Kissing our knuckles, Ren stood.

“You don’t have to say anything,” Ren said, “but when the two of you are ready, can you ask Raimie if he minds whether you go first?”

What does she mean? Nylion asked.

And all I could do was laugh. Alouin, good gods above, but I loved this woman.

“Tell her I said not at all,” I gasped.

“He says he does not mind,” Nylion repeated. “Why would he mind-?”

He cut off as the gossamer outer layer of Ren’s dress puffed into smoke, leaving behind a long sheath of black silk. Together, we marveled while she wriggled free of it. Fabric flowed to the floor, and she was all skin with a backdrop of space and Sun to frame her.

Extending a hand to us, Ren said, "When and if you're ready. I'd like to try a few things."

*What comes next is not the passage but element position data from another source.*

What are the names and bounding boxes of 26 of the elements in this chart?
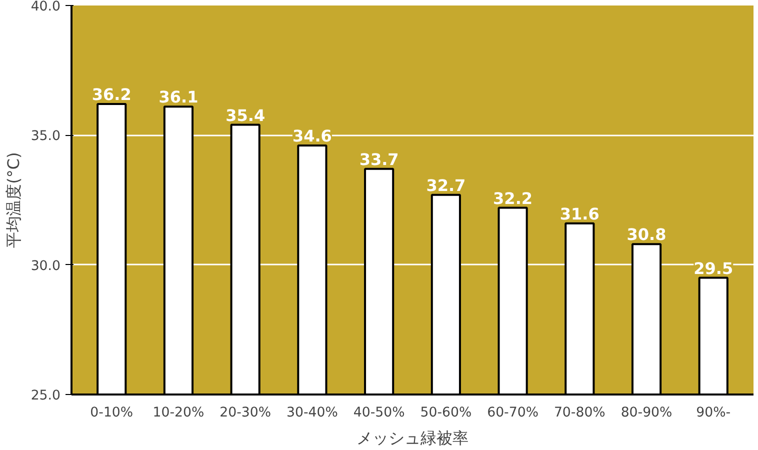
- x-tick-label: 0-10%: [90, 406, 134, 420]
- x-tick-label: 90%-: [696, 406, 731, 420]
- y-axis-title: 平均温度(°C): [4, 152, 23, 248]
- y-tick-label: 25.0: [30, 388, 61, 404]
- x-tick-label: 70-80%: [554, 406, 606, 420]
- data-label: 36.1: [158, 88, 198, 107]
- x-tick-label: 20-30%: [220, 406, 272, 420]
- data-label: 30.8: [626, 225, 666, 244]
- y-tick-label: 30.0: [30, 258, 61, 274]
- data-label: 32.7: [426, 176, 466, 195]
- data-label: 34.6: [292, 126, 332, 146]
- y-tick-label: 35.0: [30, 129, 61, 144]
- x-tick-label: 50-60%: [420, 406, 472, 420]
- x-tick-label: 60-70%: [487, 406, 539, 420]
- x-tick-label: 80-90%: [620, 406, 672, 420]
- data-label: 32.2: [493, 188, 533, 208]
- data-label: 36.2: [92, 85, 132, 104]
- data-label: 29.5: [694, 258, 734, 278]
- data-label: 33.7: [359, 150, 399, 169]
- y-tick-label: 40.0: [30, 0, 61, 14]
- x-tick-label: 40-50%: [353, 406, 405, 420]
- x-axis-title: メッシュ緑被率: [356, 428, 468, 448]
- x-tick-label: 10-20%: [152, 406, 204, 420]
- x-tick-label: 30-40%: [286, 406, 338, 420]
- data-label: 35.4: [226, 106, 266, 125]
- data-label: 31.6: [560, 204, 600, 224]
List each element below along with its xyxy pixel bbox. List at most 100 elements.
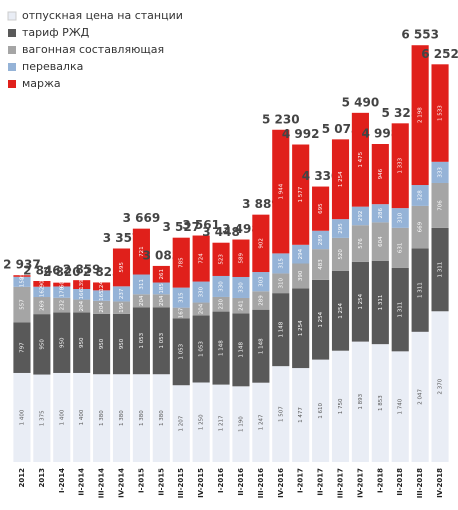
segment-label: 1 311 (438, 262, 444, 278)
bar-segment (33, 314, 51, 375)
segment-label: 721 (139, 246, 145, 257)
bar-segment (152, 307, 170, 375)
bar-segment (112, 286, 131, 302)
segment-label: 520 (338, 249, 344, 260)
segment-label: 1 400 (79, 409, 85, 425)
x-tick-label: I-2017 (297, 468, 305, 493)
segment-label: 950 (79, 337, 85, 348)
x-tick-label: II-2017 (317, 468, 325, 496)
bar-segment (172, 307, 190, 319)
bar-segment (312, 230, 330, 250)
segment-label: 1 400 (19, 409, 25, 425)
segment-label: 166 (79, 289, 85, 300)
bar-segment (331, 270, 350, 351)
bar-segment (152, 294, 170, 308)
bar-segment (212, 242, 230, 276)
bar-segment (192, 235, 210, 282)
bar-segment (351, 341, 369, 462)
bar-segment (431, 182, 449, 228)
bar-segment (172, 318, 190, 386)
bar-segment (192, 302, 210, 316)
bar-segment (331, 139, 350, 220)
total-label: 5 073 (322, 122, 360, 136)
segment-label: 631 (398, 243, 404, 254)
x-tick-label: III-2014 (98, 468, 106, 498)
bar-segment (212, 275, 230, 297)
segment-label: 1 148 (258, 338, 264, 354)
bar-segment (152, 265, 170, 283)
segment-label: 785 (179, 257, 185, 268)
segment-label: 1 893 (358, 393, 364, 409)
bar-segment (371, 344, 389, 462)
bar-segment (132, 307, 150, 375)
total-label: 5 325 (381, 106, 419, 120)
x-tick-label: II-2014 (78, 468, 86, 496)
bar-segment (192, 281, 210, 303)
bar-segment (13, 322, 31, 373)
segment-label: 241 (238, 300, 244, 311)
legend-swatch (8, 63, 16, 71)
bar-segment (371, 260, 389, 345)
bar-segment (132, 374, 150, 462)
total-label: 2 937 (3, 258, 41, 272)
segment-label: 1 333 (398, 157, 404, 173)
segment-label: 1 853 (378, 395, 384, 411)
segment-label: 1 053 (199, 341, 205, 357)
total-label: 2 823 (83, 265, 121, 279)
bar-segment (411, 185, 429, 206)
bar-segment (272, 129, 290, 254)
segment-label: 1 247 (258, 414, 264, 430)
segment-label: 310 (398, 212, 404, 223)
bar-segment (272, 366, 290, 462)
segment-label: 557 (19, 299, 25, 310)
total-label: 3 083 (143, 248, 181, 262)
bar-segment (53, 312, 71, 373)
segment-label: 1 148 (278, 321, 284, 337)
segment-label: 310 (278, 278, 284, 289)
bar-segment (312, 279, 330, 360)
bar-segment (292, 244, 310, 264)
legend-swatch (8, 29, 16, 37)
bar-segment (33, 297, 51, 315)
total-label: 3 527 (162, 220, 200, 234)
total-label: 6 252 (421, 47, 458, 61)
total-label: 5 230 (262, 112, 300, 126)
segment-label: 289 (318, 234, 324, 245)
bar-segment (132, 228, 150, 275)
bar-segment (292, 368, 310, 462)
segment-label: 1 053 (179, 343, 185, 359)
x-tick-label: III-2017 (337, 468, 345, 498)
segment-label: 1 311 (398, 302, 404, 318)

For a moment, I could feel Nylion's hesitation. Something I couldn't name was still bothering him, and while that in turn bothered me, I also wasn't sure how much more I could handle from him, of the unsettling variety at least. As I had moments before, I pictured myself standing beside Ren, offering him my hand as well.

"Come on," I softly said. "Just like we've done before. But with her."

Uncertainly eyeing me, Nylion slowly reached out. Ren took his hand, drawing him toward the bed with every move slow and gentle, and I settled in to watch. As she kissed him. As she pulled the rest of our clothes off of him. As she showed him exactly what to do to make both of their backs arch with pleasure.

I didn’t mind waiting. My turn would come soon enough.